“Entirely Impressionistic Reasoning Offered By District Court” Did Not Suffice.
A securities class action litigated over 2 years and involving many defendants in China was globally settled for $3.78 million. Class counsel then sought 25% of the common fund, or a fee award of $944,583. The district judge, however, used the lodestar analysis—which was proper—but reduced it on two counts, namely, applying a blended hourly rate and then further providing a negative adjustment downward, resulting in a 30% reduction from the original $666,488 lodestar and almost a 50% reduction from the fee request for an ultimate award of $466,038.

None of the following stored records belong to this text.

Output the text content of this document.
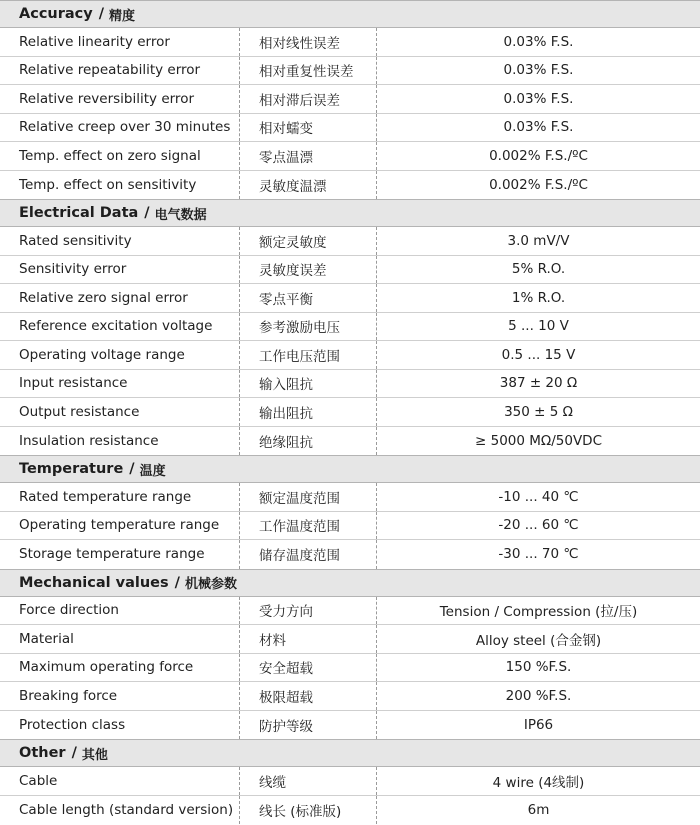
Accuracy / 精度
Relative linearity error	相对线性误差	0.03% F.S.
Relative repeatability error	相对重复性误差	0.03% F.S.
Relative reversibility error	相对滞后误差	0.03% F.S.
Relative creep over 30 minutes	相对蠕变	0.03% F.S.
Temp. effect on zero signal	零点温漂	0.002% F.S./ºC
Temp. effect on sensitivity	灵敏度温漂	0.002% F.S./ºC
Electrical Data / 电气数据
Rated sensitivity	额定灵敏度	3.0 mV/V
Sensitivity error	灵敏度误差	5% R.O.
Relative zero signal error	零点平衡	1% R.O.
Reference excitation voltage	参考激励电压	5 ... 10 V
Operating voltage range	工作电压范围	0.5 ... 15 V
Input resistance	输入阻抗	387 ± 20 Ω
Output resistance	输出阻抗	350 ± 5 Ω
Insulation resistance	绝缘阻抗	≥ 5000 MΩ/50VDC
Temperature / 温度
Rated temperature range	额定温度范围	-10 ... 40 ℃
Operating temperature range	工作温度范围	-20 ... 60 ℃
Storage temperature range	储存温度范围	-30 ... 70 ℃
Mechanical values / 机械参数
Force direction	受力方向	Tension / Compression (拉/压)
Material	材料	Alloy steel (合金钢)
Maximum operating force	安全超载	150 %F.S.
Breaking force	极限超载	200 %F.S.
Protection class	防护等级	IP66
Other / 其他
Cable	线缆	4 wire (4线制)
Cable length (standard version)	线长 (标准版)	6m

Class counsel, through a named plaintiff, appealed, winning a reversal and remand in Stanger v. China Electric Motor, Inc., No. 13-56903 (9th Cir. Jan. 15, 2016) (published).
The Ninth Circuit found that the district judge’s award did not demonstrate a detailed explanation required to justify the reduction which was ordered. The district judge also did not indicate why a positive enhancement was not appropriate under Kerr “reasonableness” factors, especially given contradictory impressions—saying the case was simple at the fee hearing but then saying it was somewhat complex in the order awarding fees. The district court also needed to factor in the contingency risk of the case as well as why a blended rate was ordered without considering delay in payment factors, which usually lead courts to either allow current, higher rates to be charged throughout the case or allow historical hourly rates to be used but with a prime rate enhancement “bump.” Back to district court level for a “re-do,” with the Ninth Circuit finding inadequate the “entirely impressionistic reasoning offered by the district court.”